As spring arrived in 1637, Pequot warriors began attacking English settlements in Connecticut, including the town of Wethersfield.  In retaliation, Connecticut leaders raised a troop of militia under John Mason, who was assisted by a Mohegan leader, Uncas, with several warriors.  We'll get to Uncas and his impact on popular culture in another post.  They made their way to Fort Mistick, now Mystic, and camped on the river to plan a surprise attack.  The English and their allies surrounded one of two fortified Pequot villages at Mystic.  Twenty soldiers breached the palisade's gate and were quickly surrounded by the warriors inside.  The English managed to start a fire to cover their escape and the resulting inferno razed the village and resulted in several Native deaths.  Other Pequot who attempted to escape the blaze were shot or otherwise killed.  Only a handful of people survived.  The Narragansett and Mohegan were horrified at what the English had done, believing that the English had displayed too much ferocity and had slain too many.  The Narragansett attempted to leave, but were ambushed by Pequot mobilized from the other fortified village nearby.  They had no choice but to remain with the English for their own protection.  The English commanders also had to answer questions from their own people, which they quickly put off by asserting that the fire was not deliberately set, but was an act of God. 

The attack at Mystic broke the Pequot spirit.  Sachem Sassacus believed that his best hope lay with the Mohawk in New York.  He led a group of 400 warriors along with women, children and elderly westward to seek the Mohawk's protection.  In June, English Militia with their Mohegan allies under Uncas caught up with the refugees near present-day Fairfield, Connecticut.  In a battle called the Fairfield Swamp Fight, the English allowed several hundred, mainly women and children, to surrender.  Sassacus managed to break away with about eighty warriors and continued his journey west.  The Pequots who remained were killed in battle with the English.  When Sassacus reached the Mohawk, they realized that they, too, might bring the wrath of the English and the Dutch down on them if they gave the Pequot shelter.  The Mohawk killed Sassacus and his bodyguard, sending their heads to Hartford, Connecticut in an attempt to pacify the English.  This action ended the war.

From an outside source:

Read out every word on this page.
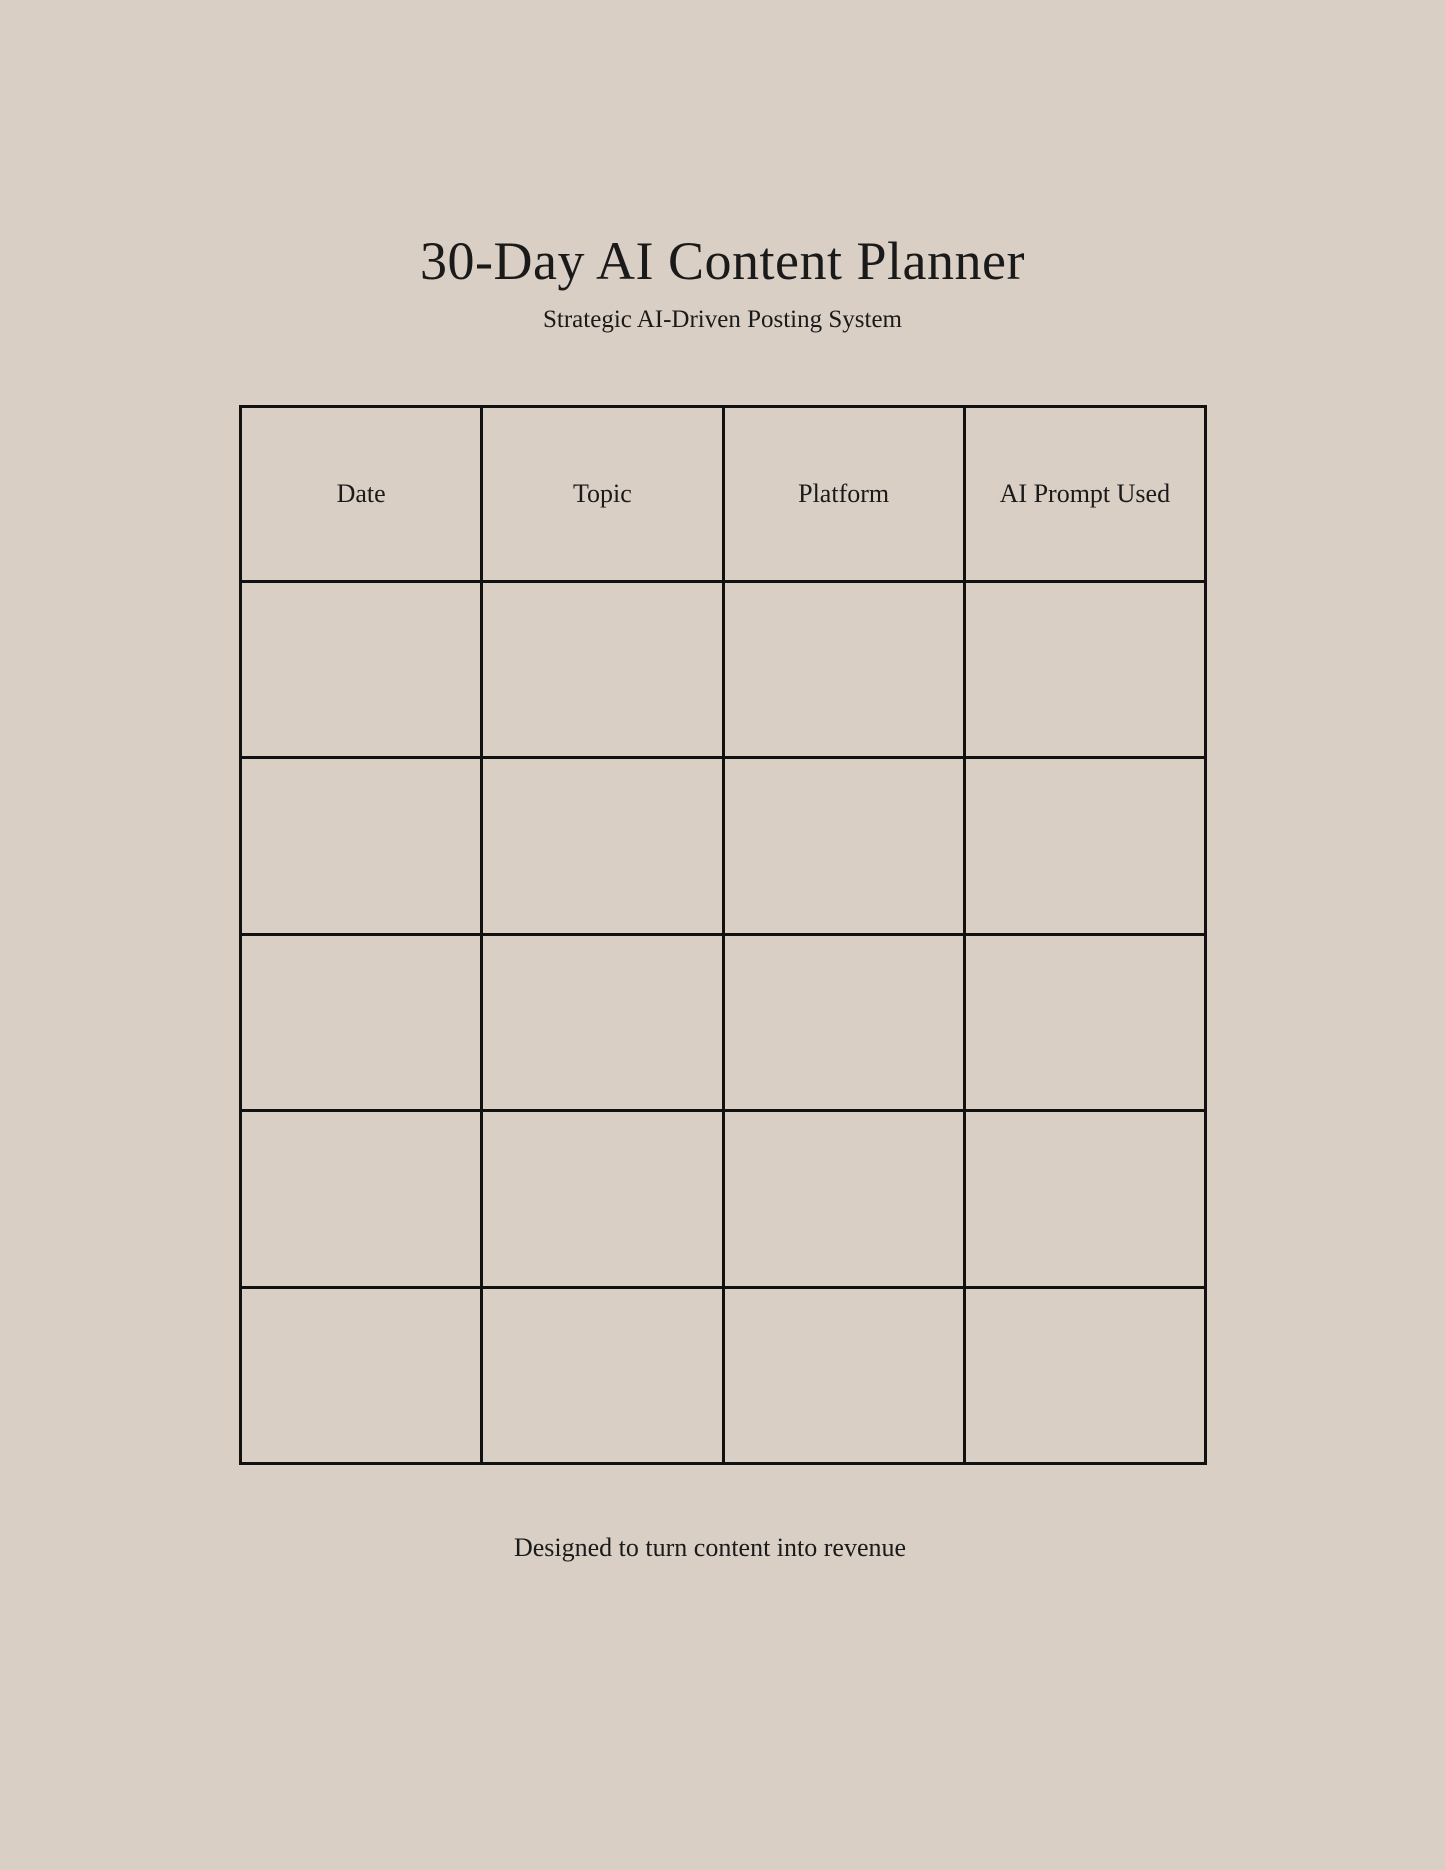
30-Day AI Content Planner
Strategic AI-Driven Posting System
Date	Topic	Platform	AI Prompt Used

Designed to turn content into revenue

It was now time for the various victors to divide the spoils.  The English rewarded their Narragansett and Mohegan allies with Pequot lands in the Treaty of Hartford (1638).  Unable to find refuge with a neighboring tribe, several remaining Pequot gave themselves up to the English.  They were parceled out as slaves, some being given to the Narragansett and Mohegan, and some being taken to the larger towns to be used in English households.  Others were put on a ship and sent to Bermuda to be sold as slaves for the plantations there.  The English believed that their destruction of the Pequot was so total that the tribe was physically extinct.  Other Algonquian-speaking tribes in the area were terrified by their first encounters with European warfare and dared not attack.  The English thanked God for His just conclusion to this war and the resulting peace that followed what they believed was the total destruction of their enemy.  Meanwhile, although they no longer existed as a tribe, individual Pequots clung to their identity and survived as best they could.  It wouldn't be until the twentieth century that they would emerge and attempt to claim their heritage again.  Today, the Eastern Pequot Tribal Nation is the largest group of Pequot Natives in Connecticut.